Dans l’islam également, de nombreuses conversions sont publicisées. Citons pour mémoire des sportifs célèbres, basketteurs, comme Olivier Saint-Jean (Tariq Abdul Wahad) ; footballeurs, comme Nicolas Anelka ou Franck Ribéry ; chanteurs comme Abd al Malik (2004), Akhenaton ou Cat Stevens. Dans certains de ces exemples, les convertis rechignent à parler de leur nouvelle vie. C’est le cas des footballeurs qui préfèrent rester discrets. D’autres, au contraire, n’ont pas de problèmes à raconter et à témoigner de leur conversion, comme Cat Stevens ou Tariq Abdul-Wahad : « Je te le dis, et c’est pour moi comme une ultime conviction, comme une certitude : mon destin, c’était l’islam » (Islam de France, 6, p. 25).

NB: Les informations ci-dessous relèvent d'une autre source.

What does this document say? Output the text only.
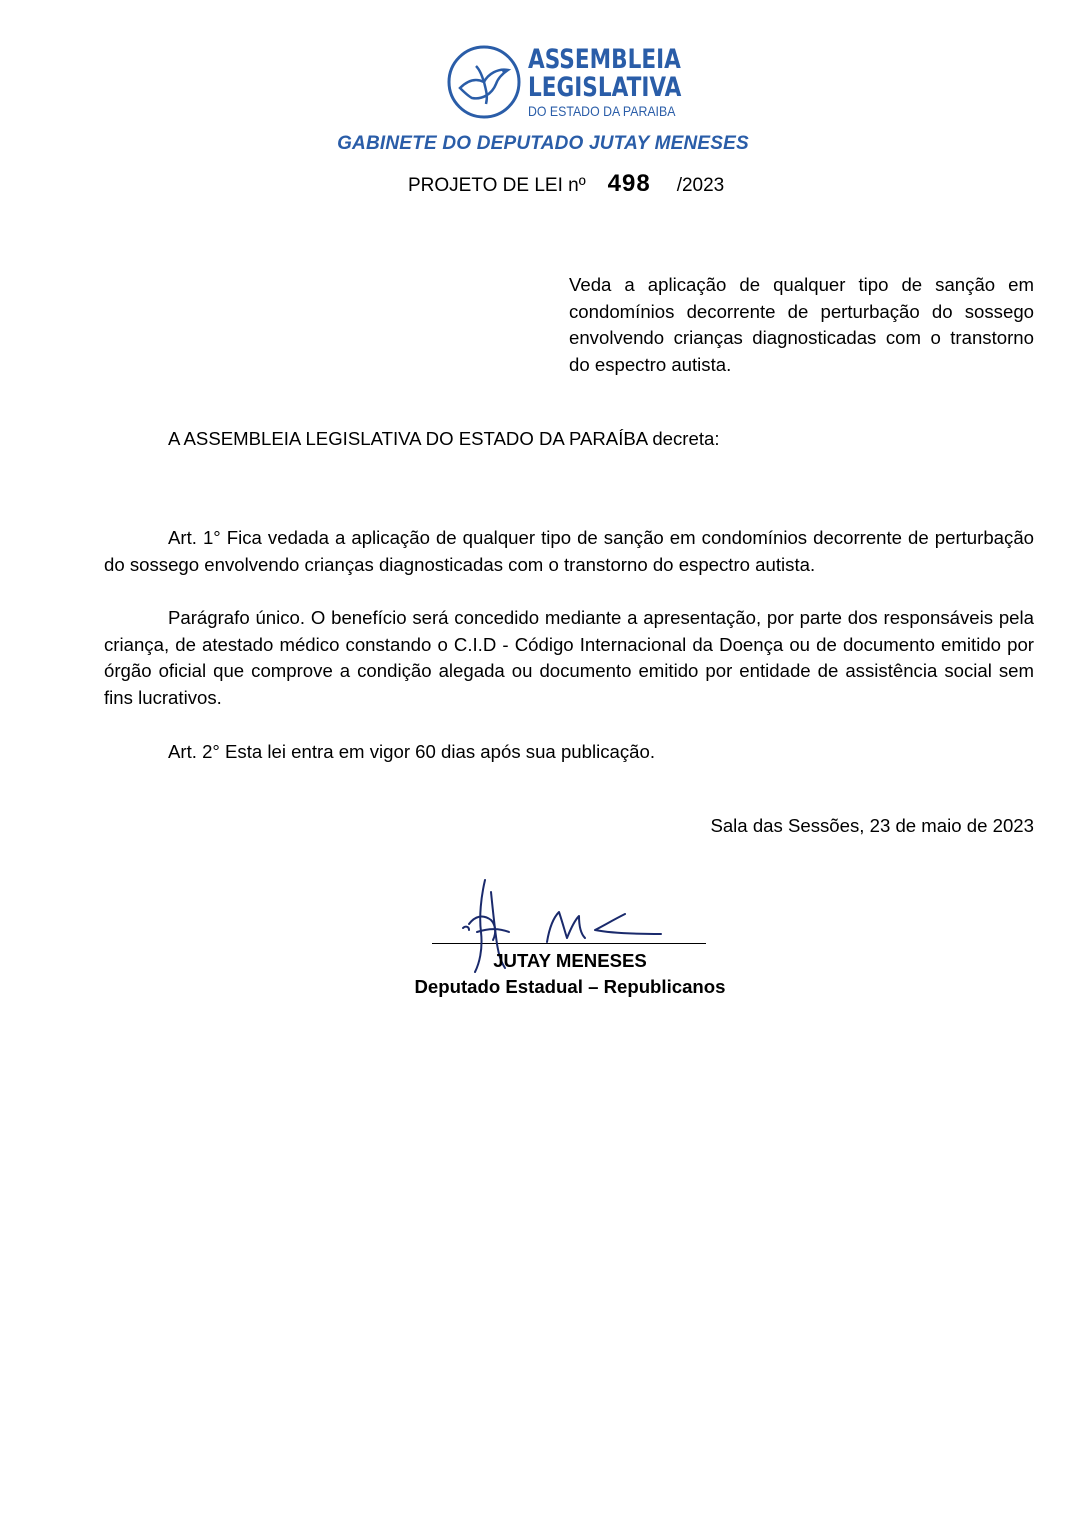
ASSEMBLEIA
LEGISLATIVA
DO ESTADO DA PARAIBA
GABINETE DO DEPUTADO JUTAY MENESES
PROJETO DE LEI nº 498 /2023
Veda a aplicação de qualquer tipo de sanção em condomínios decorrente de perturbação do sossego envolvendo crianças diagnosticadas com o transtorno do espectro autista.
A ASSEMBLEIA LEGISLATIVA DO ESTADO DA PARAÍBA decreta:
Art. 1° Fica vedada a aplicação de qualquer tipo de sanção em condomínios decorrente de perturbação do sossego envolvendo crianças diagnosticadas com o transtorno do espectro autista.
Parágrafo único. O benefício será concedido mediante a apresentação, por parte dos responsáveis pela criança, de atestado médico constando o C.I.D - Código Internacional da Doença ou de documento emitido por órgão oficial que comprove a condição alegada ou documento emitido por entidade de assistência social sem fins lucrativos.
Art. 2° Esta lei entra em vigor 60 dias após sua publicação.
Sala das Sessões, 23 de maio de 2023
JUTAY MENESES
Deputado Estadual – Republicanos
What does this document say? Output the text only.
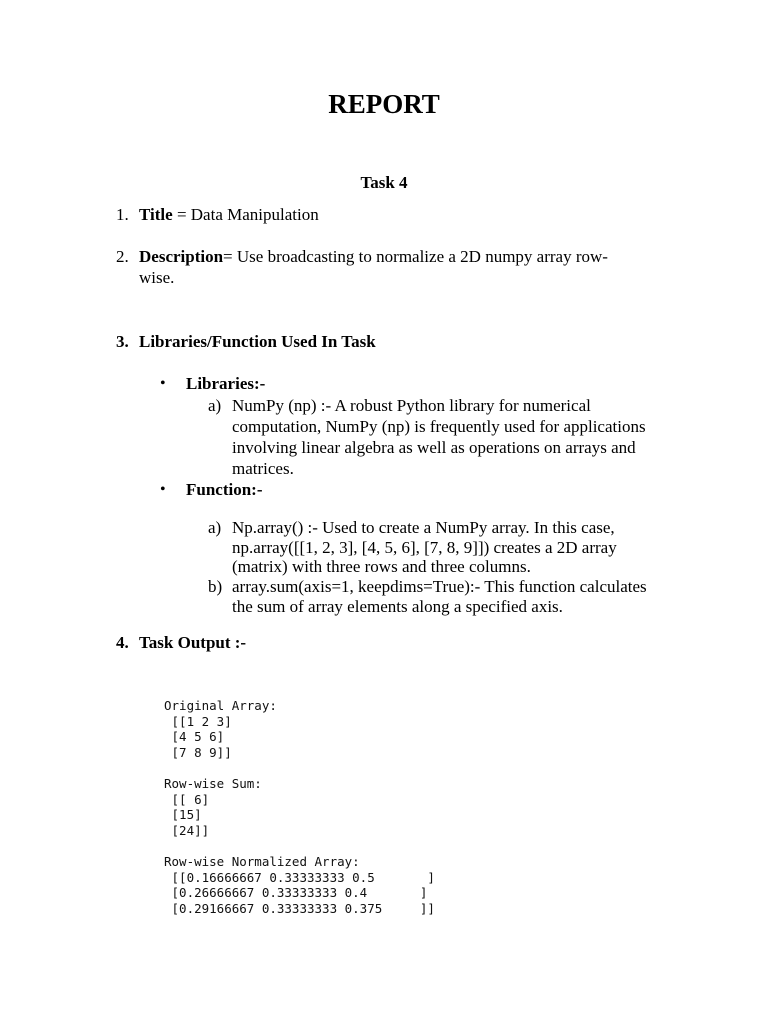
REPORT
Task 4
1. Title = Data Manipulation
2. Description= Use broadcasting to normalize a 2D numpy array row-
wise.
3. Libraries/Function Used In Task
• Libraries:-
a) NumPy (np) :- A robust Python library for numerical
computation, NumPy (np) is frequently used for applications
involving linear algebra as well as operations on arrays and
matrices.
• Function:-
a) Np.array() :- Used to create a NumPy array. In this case,
np.array([[1, 2, 3], [4, 5, 6], [7, 8, 9]]) creates a 2D array
(matrix) with three rows and three columns.
b) array.sum(axis=1, keepdims=True):- This function calculates
the sum of array elements along a specified axis.
4. Task Output :-
Original Array:
[[1 2 3]
[4 5 6]
[7 8 9]]
Row-wise Sum:
[[ 6]
[15]
[24]]
Row-wise Normalized Array:
[[0.16666667 0.33333333 0.5       ]
[0.26666667 0.33333333 0.4       ]
[0.29166667 0.33333333 0.375     ]]
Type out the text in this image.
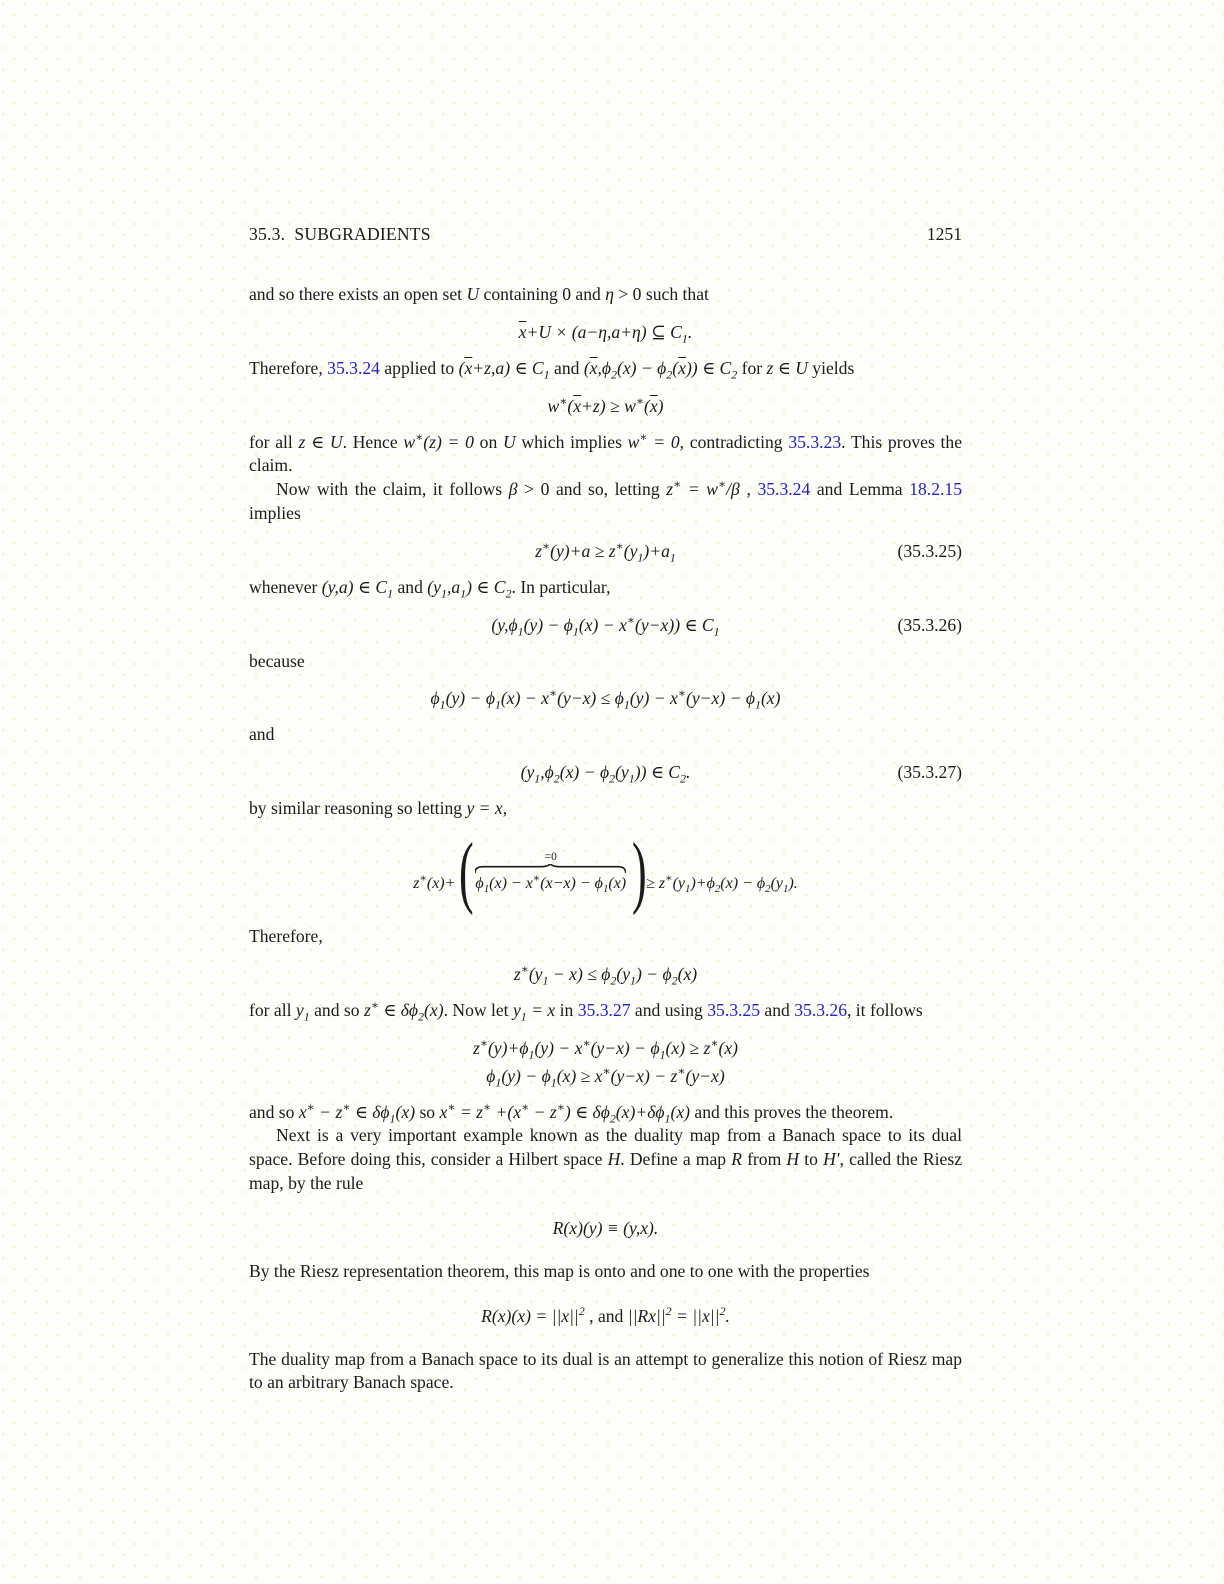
35.3. SUBGRADIENTS	1251

and so there exists an open set U containing 0 and η > 0 such that

$\overline{x}+U \times (a-\eta,a+\eta)$ ⊆ $C_1$.

Therefore, 35.3.24 applied to $(\overline{x}+z,a)$ ∈ $C_1$ and $(\overline{x},\phi_2(x) - \phi_2(\overline{x}))$ ∈ $C_2$ for z ∈ U yields

$w^∗(\overline{x}+z) \ge w^∗(\overline{x})$

for all z ∈ U. Hence w∗(z) = 0 on U which implies w∗ = 0, contradicting 35.3.23. This proves the claim.

Now with the claim, it follows β > 0 and so, letting z∗ = w∗/β , 35.3.24 and Lemma 18.2.15 implies

$z^∗(y)+a \ge z^∗(y_1)+a_1$	(35.3.25)

whenever (y,a) ∈ $C_1$ and $(y_1,a_1)$ ∈ $C_2$. In particular,

$(y,\phi_1(y) - \phi_1(x) - x^∗(y-x))$ ∈ $C_1$	(35.3.26)

because

$\phi_1(y) - \phi_1(x) - x^∗(y-x) \le \phi_1(y) - x^∗(y-x) - \phi_1(x)$

and

$(y_1,\phi_2(x) - \phi_2(y_1))$ ∈ $C_2$.	(35.3.27)

by similar reasoning so letting y = x,

z∗(x)+ (	=0
$\phi_1(x) - x^∗(x-x) - \phi_1(x)$ ) ≥ $z^∗(y_1)+\phi_2(x) - \phi_2(y_1)$.

Therefore,

$z^∗(y_1 - x) \le \phi_2(y_1) - \phi_2(x)$

for all $y_1$ and so z∗ ∈ $\delta\phi_2(x)$. Now let $y_1 = x$ in 35.3.27 and using 35.3.25 and 35.3.26, it follows

$z^∗(y)+\phi_1(y) - x^∗(y-x) - \phi_1(x) \ge z^∗(x)$
$\phi_1(y) - \phi_1(x) \ge x^∗(y-x) - z^∗(y-x)$

and so x∗ − z∗ ∈ $\delta\phi_1(x)$ so x∗ = z∗ +(x∗ − z∗) ∈ $\delta\phi_2(x)+\delta\phi_1(x)$ and this proves the theorem.

Next is a very important example known as the duality map from a Banach space to its dual space. Before doing this, consider a Hilbert space H. Define a map R from H to H′, called the Riesz map, by the rule

R(x)(y) ≡ (y,x).

By the Riesz representation theorem, this map is onto and one to one with the properties

$R(x)(x) = ||x||^2$ , and $||Rx||^2 = ||x||^2$.

The duality map from a Banach space to its dual is an attempt to generalize this notion of Riesz map to an arbitrary Banach space.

Ces expositions ne sont pas utilisées par les Églises comme une littérature « de combat ». Les récits de conversion sont présentés comme des témoignages personnels, d’un choix individuel et d’un accomplissement de soi. C’est là la grande différence avec les récits de Frédéric Gugelot. Pour aller plus loin, nous pourrions supposer que ces histoires sont la partie immergée de l’iceberg religieux de nos sociétés contemporaines : si des personnes célèbres reviennent à la religion, nombre d’inconnus, a fortiori, peuvent faire les mêmes choix. En ce sens, les gens célèbres (ou célébrés) font eux aussi communauté.

Conclusion

Nous avons voulu dans cet article explorer une tension qui apparaît comme constitutive de toute conversion dans une religion instituée : l’émotion individuelle du converti et le « faire communauté » de l’institution. En comparaison, le protestantisme évangélique (et peut-être les « nouveaux mouvements religieux ») sont fondés sur la valorisation de l’émotion et de l’extraordinaire. Au sein de ces groupes, c’est l’émotion individuellement ressentie et collectivement partagée qui fait et fonde la communauté. Les sentiments autour de la perception du destin personnel, de la grâce, de l’effervescence sont mis en valeur. C’est peut-être l’une des particularités des religions instituées que de banaliser et de routiniser ce processus, en fonction des étapes que nous avons vues dans cet article. Il n’en reste pas moins que toute conversion, qu’elle soit vers des Églises instituées ou de nouveaux mouvements religieux, naît dans une émotion forte. Une conversion qui ne prendrait pas sa source dans cette émotion ne pourrait pas aboutir à un sentiment d’appartenance collective.